Kemungkinan pembentukan front baru di Lebanon juga membawa kembali kenangan pahit perang sengit selama sebulan antara Hizbullah dan Israel pada tahun 2006 yang berakhir dengan jalan buntu dan ketegangan antara kedua belah pihak. Lebanon berada pada tahun keempat krisis ekonomi yang melumpuhkan dan terpecah belah antara Hizbullah dan sekutu serta lawannya, sehingga melumpuhkan sistem politik.
Israel sangat khawatir dengan rudal berpemandu presisi milik Hizbullah, yang diyakini ditujukan pada sasaran strategis seperti anjungan gas alam dan pembangkit listrik. Hizbullah juga mengalami pertempuran yang tangguh setelah bertahun-tahun berperang bersama pasukan Presiden Bashar al-Assad di negara tetangga Suriah.
Hamas Makin Dekat Dengan Hizbullah
Pada saat yang sama, Hamas dan Hizbullah semakin dekat ketika para pemimpin Hamas pindah ke Beirut dalam beberapa tahun terakhir. Walaupun sebagian besar Hizbullah masih berada di sisinya, orang-orang yang dekat dengan kelompok tersebut mengatakan bahwa serangan darat Israel bisa menjadi pemicu bagi mereka untuk terlibat sepenuhnya dalam konflik dengan konsekuensi yang menghancurkan.
Qassim Qassir, seorang analis Lebanon yang dekat dengan kelompok tersebut, mengatakan Hizbullah “tidak akan membiarkan kehancuran Hamas dan tidak akan membiarkan Gaza sendirian menghadapi serangan darat.”
“Ketika situasi memerlukan eskalasi lebih lanjut, maka Hizbullah akan melakukannya,” katanya kepada The Associated Press.
Seorang pejabat kelompok Lebanon yang mengetahui situasi tersebut, yang berbicara tanpa menyebut nama sesuai dengan peraturan, mengatakan bahwa pejuang Hizbullah telah ditempatkan dalam siaga penuh.
Hizbullah dan Israel telah menargetkan pos-pos dan posisi-posisi militer dalam serangan roket dan penembakan singkat di perbatasan sejak pecahnya perang Gaza. Tiga pejuang Hizbullah tewas pada hari Senin (9/10), sementara para pejabat Israel mengatakan seorang tentara Israel tewas dalam serangan rudal anti tank dua hari kemudian.
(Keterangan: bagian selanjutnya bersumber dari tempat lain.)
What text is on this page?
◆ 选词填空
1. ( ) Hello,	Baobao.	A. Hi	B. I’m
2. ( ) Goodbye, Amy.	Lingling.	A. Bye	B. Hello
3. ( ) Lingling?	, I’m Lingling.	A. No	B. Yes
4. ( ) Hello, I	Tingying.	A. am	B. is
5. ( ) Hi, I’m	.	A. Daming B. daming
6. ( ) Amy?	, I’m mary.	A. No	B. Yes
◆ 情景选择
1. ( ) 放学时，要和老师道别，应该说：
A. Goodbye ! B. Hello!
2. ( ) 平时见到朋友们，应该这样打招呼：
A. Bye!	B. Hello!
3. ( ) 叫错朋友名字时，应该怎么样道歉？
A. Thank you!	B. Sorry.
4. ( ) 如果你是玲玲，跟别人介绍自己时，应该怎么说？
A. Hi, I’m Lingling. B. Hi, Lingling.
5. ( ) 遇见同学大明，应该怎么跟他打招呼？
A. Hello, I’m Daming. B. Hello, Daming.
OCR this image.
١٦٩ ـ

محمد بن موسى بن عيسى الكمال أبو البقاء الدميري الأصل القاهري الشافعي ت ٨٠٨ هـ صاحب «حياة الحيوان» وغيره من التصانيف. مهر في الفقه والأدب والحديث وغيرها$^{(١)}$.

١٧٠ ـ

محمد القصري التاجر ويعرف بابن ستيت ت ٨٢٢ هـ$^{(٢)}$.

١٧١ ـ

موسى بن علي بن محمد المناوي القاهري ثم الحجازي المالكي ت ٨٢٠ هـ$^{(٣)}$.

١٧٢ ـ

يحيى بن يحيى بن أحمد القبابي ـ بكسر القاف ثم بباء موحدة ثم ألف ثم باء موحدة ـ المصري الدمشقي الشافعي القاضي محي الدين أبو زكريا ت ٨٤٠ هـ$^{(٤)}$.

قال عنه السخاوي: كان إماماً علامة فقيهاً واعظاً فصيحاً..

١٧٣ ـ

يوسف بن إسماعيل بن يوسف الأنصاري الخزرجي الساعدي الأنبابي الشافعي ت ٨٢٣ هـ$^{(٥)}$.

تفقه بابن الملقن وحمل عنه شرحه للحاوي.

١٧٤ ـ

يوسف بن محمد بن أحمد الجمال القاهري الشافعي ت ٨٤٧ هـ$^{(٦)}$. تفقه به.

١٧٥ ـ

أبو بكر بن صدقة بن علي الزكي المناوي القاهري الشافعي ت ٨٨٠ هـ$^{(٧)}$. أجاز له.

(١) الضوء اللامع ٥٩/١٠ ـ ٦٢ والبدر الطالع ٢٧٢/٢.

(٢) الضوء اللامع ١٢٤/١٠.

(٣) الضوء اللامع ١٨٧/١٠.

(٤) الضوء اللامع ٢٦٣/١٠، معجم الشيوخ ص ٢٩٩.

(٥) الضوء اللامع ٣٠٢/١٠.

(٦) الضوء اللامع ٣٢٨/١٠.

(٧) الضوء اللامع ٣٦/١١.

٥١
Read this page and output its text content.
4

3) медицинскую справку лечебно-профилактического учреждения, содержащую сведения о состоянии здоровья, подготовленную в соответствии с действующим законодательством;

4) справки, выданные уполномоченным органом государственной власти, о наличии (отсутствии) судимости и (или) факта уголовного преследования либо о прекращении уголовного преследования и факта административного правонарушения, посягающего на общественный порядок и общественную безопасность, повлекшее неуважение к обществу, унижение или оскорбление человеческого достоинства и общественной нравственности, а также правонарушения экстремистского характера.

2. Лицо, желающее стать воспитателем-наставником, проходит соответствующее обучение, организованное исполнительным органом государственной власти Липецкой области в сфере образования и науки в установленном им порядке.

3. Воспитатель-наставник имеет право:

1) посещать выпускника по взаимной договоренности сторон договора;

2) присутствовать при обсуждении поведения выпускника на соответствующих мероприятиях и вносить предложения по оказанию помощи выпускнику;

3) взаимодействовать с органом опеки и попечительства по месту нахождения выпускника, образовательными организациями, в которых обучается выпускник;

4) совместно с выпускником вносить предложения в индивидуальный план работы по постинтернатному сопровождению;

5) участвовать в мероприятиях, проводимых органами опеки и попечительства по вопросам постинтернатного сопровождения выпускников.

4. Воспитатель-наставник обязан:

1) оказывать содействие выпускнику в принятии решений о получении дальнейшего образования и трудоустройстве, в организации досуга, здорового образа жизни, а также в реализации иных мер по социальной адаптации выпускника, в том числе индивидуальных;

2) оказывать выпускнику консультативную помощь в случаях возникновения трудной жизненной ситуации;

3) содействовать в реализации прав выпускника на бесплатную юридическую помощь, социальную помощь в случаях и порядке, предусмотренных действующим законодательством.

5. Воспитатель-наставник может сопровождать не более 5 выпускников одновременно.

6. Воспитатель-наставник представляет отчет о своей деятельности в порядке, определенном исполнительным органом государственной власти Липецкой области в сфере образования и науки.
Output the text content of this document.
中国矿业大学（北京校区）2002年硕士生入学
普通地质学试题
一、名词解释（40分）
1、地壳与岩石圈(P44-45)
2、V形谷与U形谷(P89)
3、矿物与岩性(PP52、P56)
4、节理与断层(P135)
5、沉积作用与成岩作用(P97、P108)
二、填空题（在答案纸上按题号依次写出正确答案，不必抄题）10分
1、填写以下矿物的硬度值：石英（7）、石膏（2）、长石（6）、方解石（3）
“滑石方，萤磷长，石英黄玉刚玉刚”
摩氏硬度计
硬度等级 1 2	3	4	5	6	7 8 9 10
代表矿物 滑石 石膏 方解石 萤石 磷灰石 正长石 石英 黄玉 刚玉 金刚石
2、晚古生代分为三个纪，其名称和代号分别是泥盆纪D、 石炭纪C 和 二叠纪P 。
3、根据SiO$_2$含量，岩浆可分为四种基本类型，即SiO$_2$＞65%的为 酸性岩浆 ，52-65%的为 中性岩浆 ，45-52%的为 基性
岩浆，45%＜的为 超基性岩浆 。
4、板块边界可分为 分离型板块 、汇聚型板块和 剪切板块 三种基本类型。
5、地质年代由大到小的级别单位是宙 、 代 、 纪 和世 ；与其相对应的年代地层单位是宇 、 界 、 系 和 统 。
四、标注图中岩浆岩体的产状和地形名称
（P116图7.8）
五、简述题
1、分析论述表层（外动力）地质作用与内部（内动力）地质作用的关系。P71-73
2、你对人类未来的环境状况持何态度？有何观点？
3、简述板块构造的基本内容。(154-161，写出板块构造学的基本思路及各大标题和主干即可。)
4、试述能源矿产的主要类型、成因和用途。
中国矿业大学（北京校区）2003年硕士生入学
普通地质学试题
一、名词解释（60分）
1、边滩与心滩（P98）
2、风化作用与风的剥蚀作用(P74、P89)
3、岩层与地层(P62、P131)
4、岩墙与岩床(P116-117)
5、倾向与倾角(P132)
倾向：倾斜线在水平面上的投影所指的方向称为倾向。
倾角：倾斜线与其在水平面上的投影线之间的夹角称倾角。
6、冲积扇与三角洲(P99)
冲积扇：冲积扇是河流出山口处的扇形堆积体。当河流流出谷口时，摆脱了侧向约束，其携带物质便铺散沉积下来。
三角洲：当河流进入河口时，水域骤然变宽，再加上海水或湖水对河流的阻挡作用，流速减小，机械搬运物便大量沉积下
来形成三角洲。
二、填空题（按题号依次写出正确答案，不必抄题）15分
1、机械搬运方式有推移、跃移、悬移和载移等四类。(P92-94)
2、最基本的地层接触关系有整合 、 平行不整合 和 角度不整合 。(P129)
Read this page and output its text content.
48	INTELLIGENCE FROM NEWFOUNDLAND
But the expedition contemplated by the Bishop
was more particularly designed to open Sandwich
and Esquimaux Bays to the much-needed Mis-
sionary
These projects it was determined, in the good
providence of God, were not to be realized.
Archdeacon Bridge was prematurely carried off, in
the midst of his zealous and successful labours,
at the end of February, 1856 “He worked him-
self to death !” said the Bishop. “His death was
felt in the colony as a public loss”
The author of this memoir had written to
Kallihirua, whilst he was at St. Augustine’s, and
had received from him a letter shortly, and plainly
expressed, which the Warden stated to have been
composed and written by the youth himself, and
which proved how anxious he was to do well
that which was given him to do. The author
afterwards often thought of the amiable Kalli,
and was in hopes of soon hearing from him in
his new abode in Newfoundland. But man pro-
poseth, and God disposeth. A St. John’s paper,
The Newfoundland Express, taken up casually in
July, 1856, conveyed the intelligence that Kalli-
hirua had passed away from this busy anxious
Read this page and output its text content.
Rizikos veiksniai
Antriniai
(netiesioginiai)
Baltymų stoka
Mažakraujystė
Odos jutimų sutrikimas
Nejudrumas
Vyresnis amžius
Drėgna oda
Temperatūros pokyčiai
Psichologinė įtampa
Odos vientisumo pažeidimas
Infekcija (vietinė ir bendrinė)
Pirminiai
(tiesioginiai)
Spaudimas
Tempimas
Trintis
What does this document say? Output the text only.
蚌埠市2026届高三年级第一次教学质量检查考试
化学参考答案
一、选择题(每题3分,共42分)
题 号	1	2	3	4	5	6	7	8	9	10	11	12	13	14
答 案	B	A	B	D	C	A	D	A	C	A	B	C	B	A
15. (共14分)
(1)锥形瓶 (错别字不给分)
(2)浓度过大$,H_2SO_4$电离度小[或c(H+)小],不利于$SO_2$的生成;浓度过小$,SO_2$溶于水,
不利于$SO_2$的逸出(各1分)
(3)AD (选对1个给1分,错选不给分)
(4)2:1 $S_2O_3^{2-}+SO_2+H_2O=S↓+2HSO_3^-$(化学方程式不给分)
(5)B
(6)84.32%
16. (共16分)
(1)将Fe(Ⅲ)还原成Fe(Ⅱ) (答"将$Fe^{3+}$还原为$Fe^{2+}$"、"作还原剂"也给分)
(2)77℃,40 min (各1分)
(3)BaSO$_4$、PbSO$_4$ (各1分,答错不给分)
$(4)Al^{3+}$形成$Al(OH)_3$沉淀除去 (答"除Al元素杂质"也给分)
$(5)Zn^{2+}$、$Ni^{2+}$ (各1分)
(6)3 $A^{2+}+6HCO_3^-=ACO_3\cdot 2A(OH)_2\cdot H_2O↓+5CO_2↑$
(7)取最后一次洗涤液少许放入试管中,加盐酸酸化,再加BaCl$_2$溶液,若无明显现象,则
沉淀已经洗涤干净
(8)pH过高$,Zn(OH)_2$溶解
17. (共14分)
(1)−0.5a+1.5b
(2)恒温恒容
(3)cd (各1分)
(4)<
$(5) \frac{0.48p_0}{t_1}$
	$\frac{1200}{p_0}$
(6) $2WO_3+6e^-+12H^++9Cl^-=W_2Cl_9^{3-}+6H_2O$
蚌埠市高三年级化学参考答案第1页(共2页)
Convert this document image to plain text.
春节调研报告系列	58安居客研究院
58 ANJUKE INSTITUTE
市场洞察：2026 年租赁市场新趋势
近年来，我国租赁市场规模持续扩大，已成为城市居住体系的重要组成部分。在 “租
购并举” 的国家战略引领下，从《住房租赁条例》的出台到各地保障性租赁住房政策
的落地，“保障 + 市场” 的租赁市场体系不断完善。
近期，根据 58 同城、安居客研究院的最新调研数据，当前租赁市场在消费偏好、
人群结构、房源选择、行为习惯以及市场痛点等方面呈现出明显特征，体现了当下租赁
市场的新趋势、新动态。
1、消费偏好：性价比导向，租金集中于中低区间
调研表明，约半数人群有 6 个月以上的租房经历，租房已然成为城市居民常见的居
Tiga tentara Israel tewas dan lima lainnya luka-luka dalam bentrokan dengan militan Jihad Islam Palestina yang melintasi perbatasan selatan Lebanon ke Israel. Hamas juga mengaku bertanggung jawab atas penembakan beberapa roket ke Israel dari Lebanon selatan.
Anthony Elghossain, seorang analis senior di New Lines Institute yang berbasis di Washington, mengatakan bahwa meskipun baik Israel maupun Hizbullah tampaknya tidak ingin terlibat dalam “konflik bersenjata yang signifikan dan berkelanjutan,” terdapat risiko eskalasi, bahkan tanpa invasi darat ke Gaza, jika salah satu pihak melakukan kesalahan perhitungan dan melampaui aturan keterlibatan yang biasa.
Dengan perhatiannya terhadap Hizbullah, Presiden Amerika Serikat, Joe Biden, telah memperingatkan negara-negara lain di Timur Tengah untuk tidak ikut serta dalam konflik tersebut, dengan mengirimkan kapal perang Amerika ke wilayah tersebut dan berjanji memberikan dukungan penuh kepada Israel.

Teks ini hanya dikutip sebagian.